The thing is called the HP Converged Cloud
By Maureen O'Gara
Limping from losses, like in its executive suite, HP finally took its shot at Amazon Tuesday though it doesn't like saying that.
It announced an open source public IaaS cloud based on the immature OpenStack platform as it promised to do.
It will offer public on-demand compute instances or virtual machines and scalable online storage with "accelerated delivery of cached content."
And all the while it can't afford to alienate companies that buy hardware for their server farms.
The betas of its Cloud Services should get here on May 10. And since they're just betas, there aren't any prices yet.
HP will also have a relational database service for MySQL and a block
storage service that moves data from one compute instance to another in
private beta.
The thing is called the HP Converged Cloud. HP says it's for hybrid
clouds and that it's for the enterprise. That includes service providers
and SMBs.
It's advertised as the industry's "first strategy and portfolio based on a single architecture" for building, managing and securing hybrid environments.
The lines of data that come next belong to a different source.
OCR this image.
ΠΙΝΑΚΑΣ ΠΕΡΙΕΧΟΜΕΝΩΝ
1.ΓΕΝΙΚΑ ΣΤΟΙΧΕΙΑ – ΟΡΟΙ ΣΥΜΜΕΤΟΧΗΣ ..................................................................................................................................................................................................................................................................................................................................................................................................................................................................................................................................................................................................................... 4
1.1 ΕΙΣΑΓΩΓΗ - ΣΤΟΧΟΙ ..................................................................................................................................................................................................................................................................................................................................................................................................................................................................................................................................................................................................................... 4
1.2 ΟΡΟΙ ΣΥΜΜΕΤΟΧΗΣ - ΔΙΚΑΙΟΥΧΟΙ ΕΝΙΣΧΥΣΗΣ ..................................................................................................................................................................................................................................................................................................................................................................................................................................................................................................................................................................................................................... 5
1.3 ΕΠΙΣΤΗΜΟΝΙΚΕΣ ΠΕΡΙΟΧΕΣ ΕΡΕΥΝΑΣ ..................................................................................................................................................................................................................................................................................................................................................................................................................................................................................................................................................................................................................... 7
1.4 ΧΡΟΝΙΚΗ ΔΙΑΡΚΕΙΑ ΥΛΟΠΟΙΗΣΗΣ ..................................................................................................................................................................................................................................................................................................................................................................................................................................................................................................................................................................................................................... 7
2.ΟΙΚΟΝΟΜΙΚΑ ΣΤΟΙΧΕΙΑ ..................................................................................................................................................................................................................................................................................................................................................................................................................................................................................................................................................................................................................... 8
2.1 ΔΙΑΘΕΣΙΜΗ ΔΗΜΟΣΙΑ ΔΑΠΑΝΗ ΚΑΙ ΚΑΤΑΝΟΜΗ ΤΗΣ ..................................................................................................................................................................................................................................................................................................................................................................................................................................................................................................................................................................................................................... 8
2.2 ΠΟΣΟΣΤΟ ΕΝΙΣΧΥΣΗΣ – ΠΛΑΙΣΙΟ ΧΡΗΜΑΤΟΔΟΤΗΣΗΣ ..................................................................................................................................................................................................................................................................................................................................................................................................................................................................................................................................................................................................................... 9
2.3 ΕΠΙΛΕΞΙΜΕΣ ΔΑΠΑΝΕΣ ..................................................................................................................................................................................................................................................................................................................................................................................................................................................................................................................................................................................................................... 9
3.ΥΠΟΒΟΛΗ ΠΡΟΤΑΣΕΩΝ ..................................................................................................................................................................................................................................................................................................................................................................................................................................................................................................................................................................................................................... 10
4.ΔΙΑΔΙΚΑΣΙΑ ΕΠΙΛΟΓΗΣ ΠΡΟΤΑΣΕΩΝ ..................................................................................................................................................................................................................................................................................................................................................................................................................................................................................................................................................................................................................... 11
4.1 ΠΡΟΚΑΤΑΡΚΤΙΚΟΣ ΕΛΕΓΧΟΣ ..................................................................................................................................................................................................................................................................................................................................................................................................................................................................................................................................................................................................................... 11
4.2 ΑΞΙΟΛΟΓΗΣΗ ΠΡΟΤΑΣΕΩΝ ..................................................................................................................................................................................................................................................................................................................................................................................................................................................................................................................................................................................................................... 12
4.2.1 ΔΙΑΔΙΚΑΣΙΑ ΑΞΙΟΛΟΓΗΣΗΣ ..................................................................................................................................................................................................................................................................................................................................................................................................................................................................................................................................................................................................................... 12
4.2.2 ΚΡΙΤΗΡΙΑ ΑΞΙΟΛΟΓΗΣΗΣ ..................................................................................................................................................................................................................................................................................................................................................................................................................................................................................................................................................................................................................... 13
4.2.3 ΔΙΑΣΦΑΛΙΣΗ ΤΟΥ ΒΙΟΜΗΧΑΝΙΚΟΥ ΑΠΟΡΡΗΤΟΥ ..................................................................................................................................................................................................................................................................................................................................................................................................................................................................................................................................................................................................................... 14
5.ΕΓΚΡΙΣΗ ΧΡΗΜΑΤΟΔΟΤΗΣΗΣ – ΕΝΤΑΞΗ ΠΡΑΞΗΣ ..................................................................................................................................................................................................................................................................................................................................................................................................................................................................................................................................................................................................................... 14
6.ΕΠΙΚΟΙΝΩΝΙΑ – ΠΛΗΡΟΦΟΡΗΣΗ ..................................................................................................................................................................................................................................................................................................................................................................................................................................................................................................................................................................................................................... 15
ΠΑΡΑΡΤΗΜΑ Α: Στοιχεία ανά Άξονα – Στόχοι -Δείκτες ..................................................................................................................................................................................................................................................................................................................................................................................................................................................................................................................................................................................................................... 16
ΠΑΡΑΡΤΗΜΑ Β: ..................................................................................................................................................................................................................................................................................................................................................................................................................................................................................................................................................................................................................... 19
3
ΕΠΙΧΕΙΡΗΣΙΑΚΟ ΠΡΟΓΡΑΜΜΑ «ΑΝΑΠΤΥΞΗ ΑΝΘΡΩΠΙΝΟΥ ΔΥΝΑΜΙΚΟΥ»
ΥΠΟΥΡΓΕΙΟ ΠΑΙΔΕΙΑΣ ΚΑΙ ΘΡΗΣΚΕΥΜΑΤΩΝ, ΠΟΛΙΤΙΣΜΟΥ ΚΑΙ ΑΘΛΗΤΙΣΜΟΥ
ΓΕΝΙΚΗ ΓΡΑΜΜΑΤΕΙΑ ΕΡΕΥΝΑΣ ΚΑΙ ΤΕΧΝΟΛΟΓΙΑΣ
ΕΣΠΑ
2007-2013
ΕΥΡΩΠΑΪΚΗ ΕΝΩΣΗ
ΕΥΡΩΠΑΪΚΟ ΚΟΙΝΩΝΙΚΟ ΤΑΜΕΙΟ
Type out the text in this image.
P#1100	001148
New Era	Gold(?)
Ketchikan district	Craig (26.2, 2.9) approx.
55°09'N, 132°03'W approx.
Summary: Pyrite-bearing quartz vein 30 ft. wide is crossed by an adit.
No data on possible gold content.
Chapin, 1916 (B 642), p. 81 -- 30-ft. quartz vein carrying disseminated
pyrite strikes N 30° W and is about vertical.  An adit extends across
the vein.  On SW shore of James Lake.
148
According to ex-Microsoftie turned head of HP software and chief
strategy officer Bill Veghte, "There is a gap between what businesses
need and what information technology is delivering."
It will let companies choose from public, private and managed cloud services.
Swimming against the powerful Amazon tide, HP wants to entice
enterprises away from notions of using Amazon's ever-so-popular public
cloud and now - recently - its Eucalyptus-provided hybrid clouds. HP
research found that IT doesn't know that jobs are being outsourced to
the cloud.
It wants its corporate customers to set up an internal
OpenStack-based IaaS cloud that - when the time comes - happens to works
well with other OpenStack clouds outside.
OpenStack has accumulated 150 impressive followers but nobody's gone
into production yet but HP still wants to infuse corporate confidence in
the cloud.
OpenStack deplores the lock-in Amazon standard and its APIs but -
despite its own preferred prized APIs - still claims AWS-compatibility -
we'll see - that HP could conceivably use to get some private cloud
reverse traffic.
HP is trying to strike a "gently, gently" approach to address lingering fears about going cloud.
Customers, in HP's usual "please everybody" way, can use any
virtualization they like though OpenStack has a bias toward Red Hat's
KVM.
They can also use various operating systems and development environments.
HP has got templates, a k a cloud maps, of preconfigured cloud services.
One can expect HP Service Virtualization 2.0 to test cloud
environments, Virtual Application Networks to speed up app deployment, a
self-explanatory Virtual Network Protection and Cloud Optimization and
outsourced private cloud management called Enterprise Cloud Services.
Forrester Research, which thinks HP's Converged Cloud could attract
service providers, figures the market for cloud computing services will
reach $61 billion by the end of this year.